THE Government has introduced demonetization of Rs 500 and Rs 1,000banknotes in order to eradicate creation of black money, end to corruption and stop funding to anti-national elements. “The process was necessary to rescue the economy from the clutches of black money. Demonetisation is one step in a continuous process to clean the economy,” said Mr Anil Bokil, Chairman of the Artha Kranti Pratishthan and a social activist while talking on the topic ‘Arthkranti, the unraveling of the demonetization mystery, changing taxation landscape and digitised economy – the way ahead’. The programme was organized by the VIA Economy and Finance Forum.
The demonetization move was suggested by Artha Kranti, an NGO based in Pune. The need for high denomination currency notes above Rs.100 was not required. A report by the World Bank mentioned that 70% of Indians spent on an average $2 per day. “Demonetisation is a correction model and not a development model. Compliance is always against human nature and that tax evasion creates black money,” he said. He suggested the abolishment of all types of taxes like direct and indirect, scrapping high value notes, setting an upper cap for cash transactions and making the people adapt to transact through the banking system and pay a transaction tax. People were always running after money due to insecurity in the system.
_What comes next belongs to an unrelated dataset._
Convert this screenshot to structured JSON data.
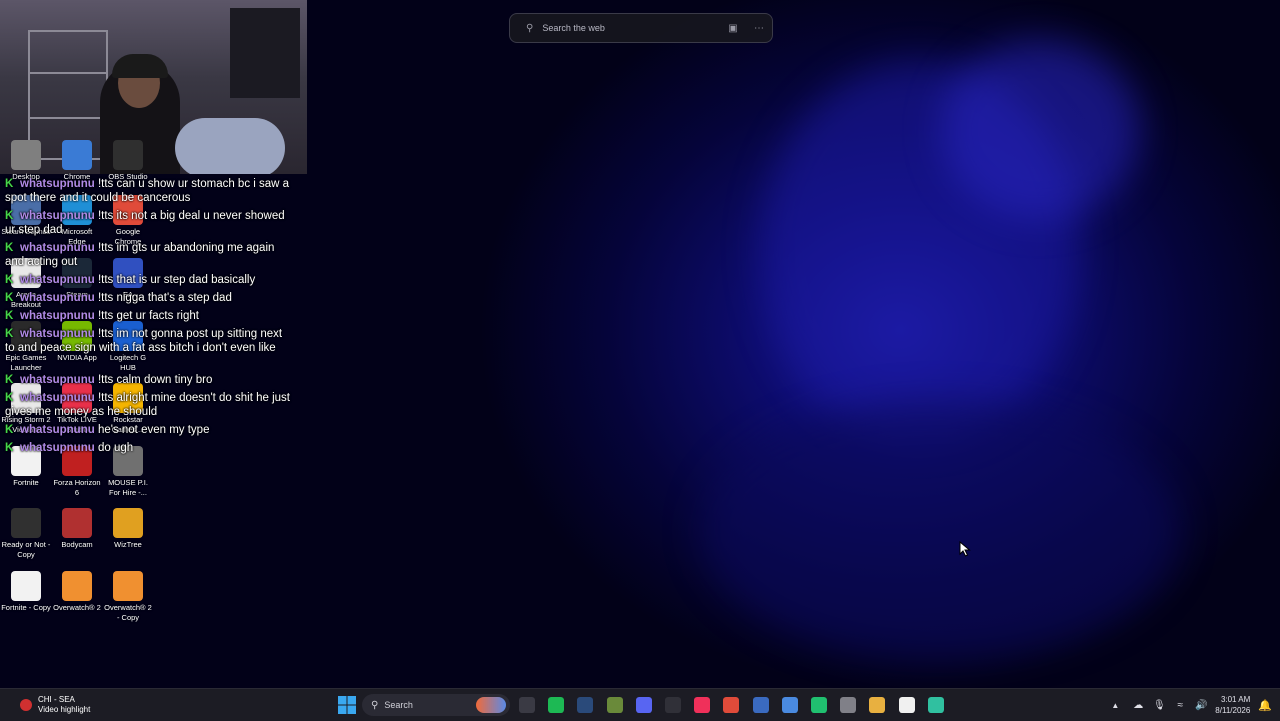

The mode of purchasing power was being changed due to demonetisation. According to Bakil, if the Government bans a particular value, it would have to print the exact replacement in the next smaller value denomination. The transition should be a smooth process. Explaining the ideal transition to first abolish the existing taxation system, except for Customs or Import duties, all the transactions above Rs 2,000 should be routed through the banking channel that would attract a Bank Transaction Tax (BTT) of two per cent, deducted at source. The Government and the local bodies would get a share of the tax, which the banks transferred after deducting their fee. Cash transactions would not attract any tax. The second one was to withdraw high value currencies in phases so that the highest denomination available was Rs.50. In the final phase, all cash transactions above Rs.2,000 should be restricted. Above this limit, there would be no legal protection. Cashless transactions would flush banks with huge amount of money. The interest rates in the country would come down and give a level-playing field to the domestic manufacturers. “The demonetization was overdue and necessary to strengthen economy,” he added.
Mr Atul Pande, President of VIA gave the welcome address. CA Sachet Badge, Convenor of VIA Economy and Finance Forum introduced Mr Anil Bokil. Present were Mr O S Bagdia, Vice President of VIA and Mr Rohit Agrawal, Chairman of Economy and Finance Forum. CA Naresh Jakhotia, Joint Secretary proposed the vote of thanks.